Print the output of each test case in a new line.
Note :
You do not need to print anything. It has already been taken care of. Just implement the given function.
1 <= T <= 10
1 <= N <= 10^4
1 <= ARR[i] <= 10^4
Where 'T' denotes the number of test cases, 'N' denotes the elements in the array 'ARR', and 'ARR[i]' denotes the 'i'th' element of the array 'ARR'.
Time Limit: 1 sec
2
3
5 7 6
2
4 3
1
1
For the first test case :
The array representing the Huffman codes will be [ '11', '0', '10' ] . Note that there are multiple other possible answers like [ '00', '1' ,'01' ], [ '01', '1', '00' ] etc. All of them are valid, so we can return any of them.
For the second test case :
The array representing the Huffman codes will be [ '0', '1' ]. The array [ '1', '0' ] also represents a valid set of Huffman Code.
2
3
1 2 5
4
5 6 3 1
1
1
For the first test case :
The array representing the Huffman codes will be [ '11', '10', '0' ] .
For the second test case :
The array representing the Huffman codes will be [ '10', '0', '110', '111' ].
Try to think of using a data structure that can efficiently extract the minimum value in an array so that we can build the Huffman Tree.
We will be dividing our solution into three parts for better understanding. We will use a Min-Heap to build a binary tree and then traverse the binary tree to assign Huffman codes to each element.

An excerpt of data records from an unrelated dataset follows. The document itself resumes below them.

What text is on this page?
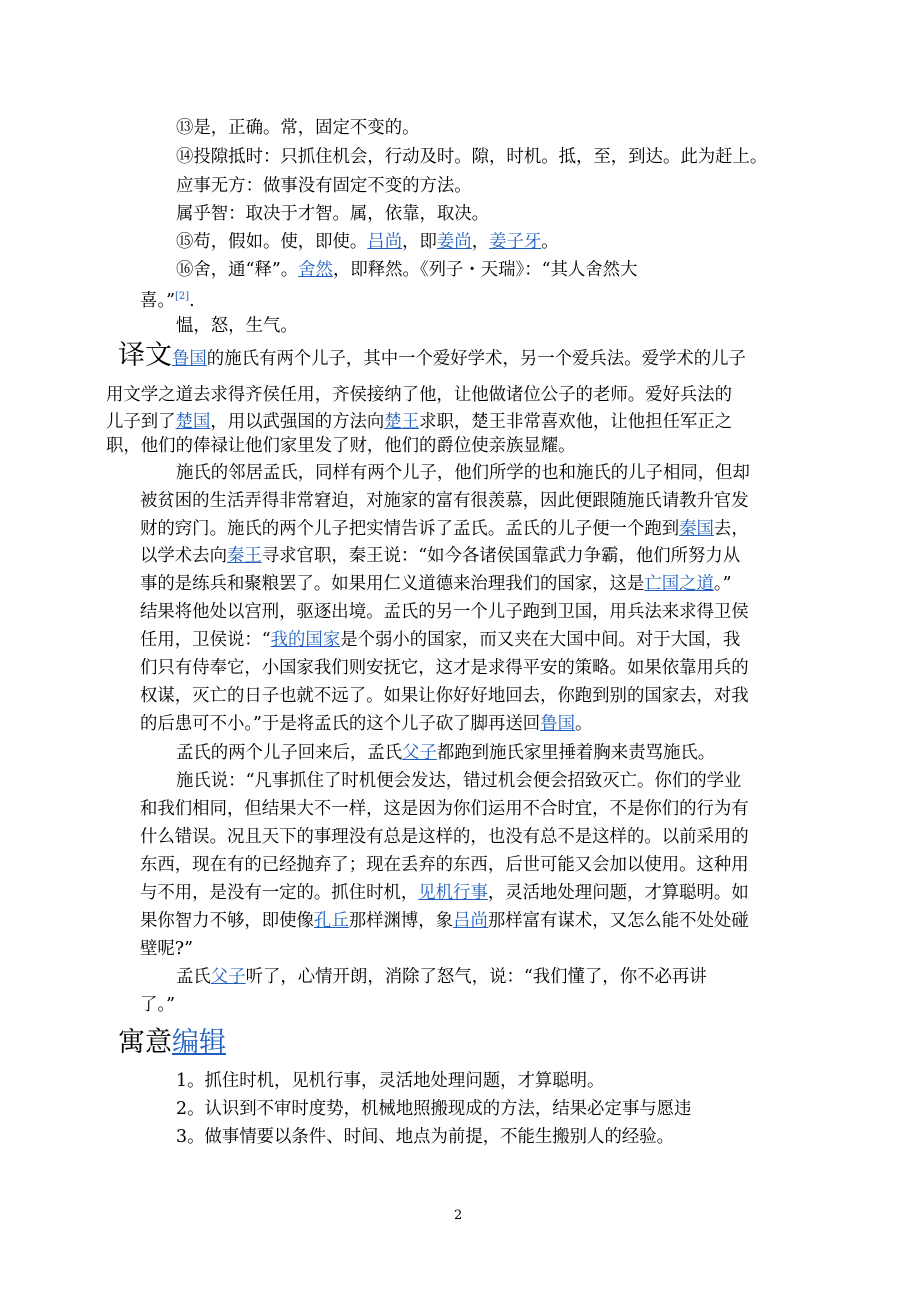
⑬是，正确。常，固定不变的。
⑭投隙抵时：只抓住机会，行动及时。隙，时机。抵，至，到达。此为赶上。
应事无方：做事没有固定不变的方法。
属乎智：取决于才智。属，依靠，取决。
⑮苟，假如。使，即使。吕尚，即姜尚，姜子牙。
⑯舍，通“释”。舍然，即释然。《列子・天瑞》：“其人舍然大
喜。”[2].
愠，怒，生气。
译文鲁国的施氏有两个儿子，其中一个爱好学术，另一个爱兵法。爱学术的儿子
用文学之道去求得齐侯任用，齐侯接纳了他，让他做诸位公子的老师。爱好兵法的
儿子到了楚国，用以武强国的方法向楚王求职，楚王非常喜欢他，让他担任军正之
职，他们的俸禄让他们家里发了财，他们的爵位使亲族显耀。
施氏的邻居孟氏，同样有两个儿子，他们所学的也和施氏的儿子相同，但却
被贫困的生活弄得非常窘迫，对施家的富有很羡慕，因此便跟随施氏请教升官发
财的窍门。施氏的两个儿子把实情告诉了孟氏。孟氏的儿子便一个跑到秦国去，
以学术去向秦王寻求官职，秦王说：“如今各诸侯国靠武力争霸，他们所努力从
事的是练兵和聚粮罢了。如果用仁义道德来治理我们的国家，这是亡国之道。”
结果将他处以宫刑，驱逐出境。孟氏的另一个儿子跑到卫国，用兵法来求得卫侯
任用，卫侯说：“我的国家是个弱小的国家，而又夹在大国中间。对于大国，我
们只有侍奉它，小国家我们则安抚它，这才是求得平安的策略。如果依靠用兵的
权谋，灭亡的日子也就不远了。如果让你好好地回去，你跑到别的国家去，对我
的后患可不小。”于是将孟氏的这个儿子砍了脚再送回鲁国。
孟氏的两个儿子回来后，孟氏父子都跑到施氏家里捶着胸来责骂施氏。
施氏说：“凡事抓住了时机便会发达，错过机会便会招致灭亡。你们的学业
和我们相同，但结果大不一样，这是因为你们运用不合时宜，不是你们的行为有
什么错误。况且天下的事理没有总是这样的，也没有总不是这样的。以前采用的
东西，现在有的已经抛弃了；现在丢弃的东西，后世可能又会加以使用。这种用
与不用，是没有一定的。抓住时机，见机行事，灵活地处理问题，才算聪明。如
果你智力不够，即使像孔丘那样渊博，象吕尚那样富有谋术，又怎么能不处处碰
壁呢?”
孟氏父子听了，心情开朗，消除了怒气，说：“我们懂了，你不必再讲
了。”
寓意编辑
1。抓住时机，见机行事，灵活地处理问题，才算聪明。
2。认识到不审时度势，机械地照搬现成的方法，结果必定事与愿违
3。做事情要以条件、时间、地点为前提，不能生搬别人的经验。
2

A basic idea would be to sort the frequency array and repeatedly give the smallest not used code to the character having maximum frequency. This idea looks decent, but it does not always provide the right answer.
Consider the sorted array ARR = [ 3, 4, 4, 5 ]. Using the above idea, we can give the codes [ '111', '110', '10', '0' ]. The number of bits used will be 34 ( 3*3 + 4*3 + 4*2 + 5*1 ). But if we give the codes [ '11', '10', '00', '01' ]. The number of bits will be 32 ( 2*3 + 2*4 +2*4 +2*5) which is lesser than the result obtained by previous approach.
From here, we can conclude that the sorting algorithm fails. But giving the characters having the most frequency the smallest codes makes sense. Where are we wrong?
We need to see that there can be combinations in which the character having the largest frequency is not given the smallest possible code (i.e. '0'). There are other ways possible too that are providing better answers. Though the character having the largest frequency will always have the smallest code among codes of other characters in the message, still it will not always have the smallest code possible (i.e. '0').
Therefore we need to greedily select two nodes having minimum frequency, assign them the largest codes and use the sum of the two nodes as a new node for further process. This can be done efficiently with the help of a Min Heap.
2. Structure of the heap node and how to build Huffman Tree
The node in the Heap will have an index denoting the index of its corresponding character in the message, frequency denoting the frequency of the node in the message, and the two nodes left and right denoting its left and right child, respectively. The basic idea is to take the two elements having the smallest frequency, make a new node having frequency as the sum of the frequencies of the removed elements, and add it back to the Heap. We will make the removed elements as the left child and the right child of the newly built node. In the end, we will stop when only one element remains.
Steps :
3. Finding the Huffman codes from the Huffman Tree
We can write a recursive function that will traverse the Huffman Tree and assign the Huffman codes for every character. Let ans be the array that stores the Huffman codes for each character.
Working of the Recursive function
When all elements of the input array are inserted in the heap, the number of elements in the heap are N, and it takes O(log(N)) time to remove or insert an element from the heap. Hence, the overall Time Complexity is O(N*log(N)).
When all elements of the input array are inserted in the heap, the number of elements in the heap are N. Hence, the overall Space Complexity is O(N).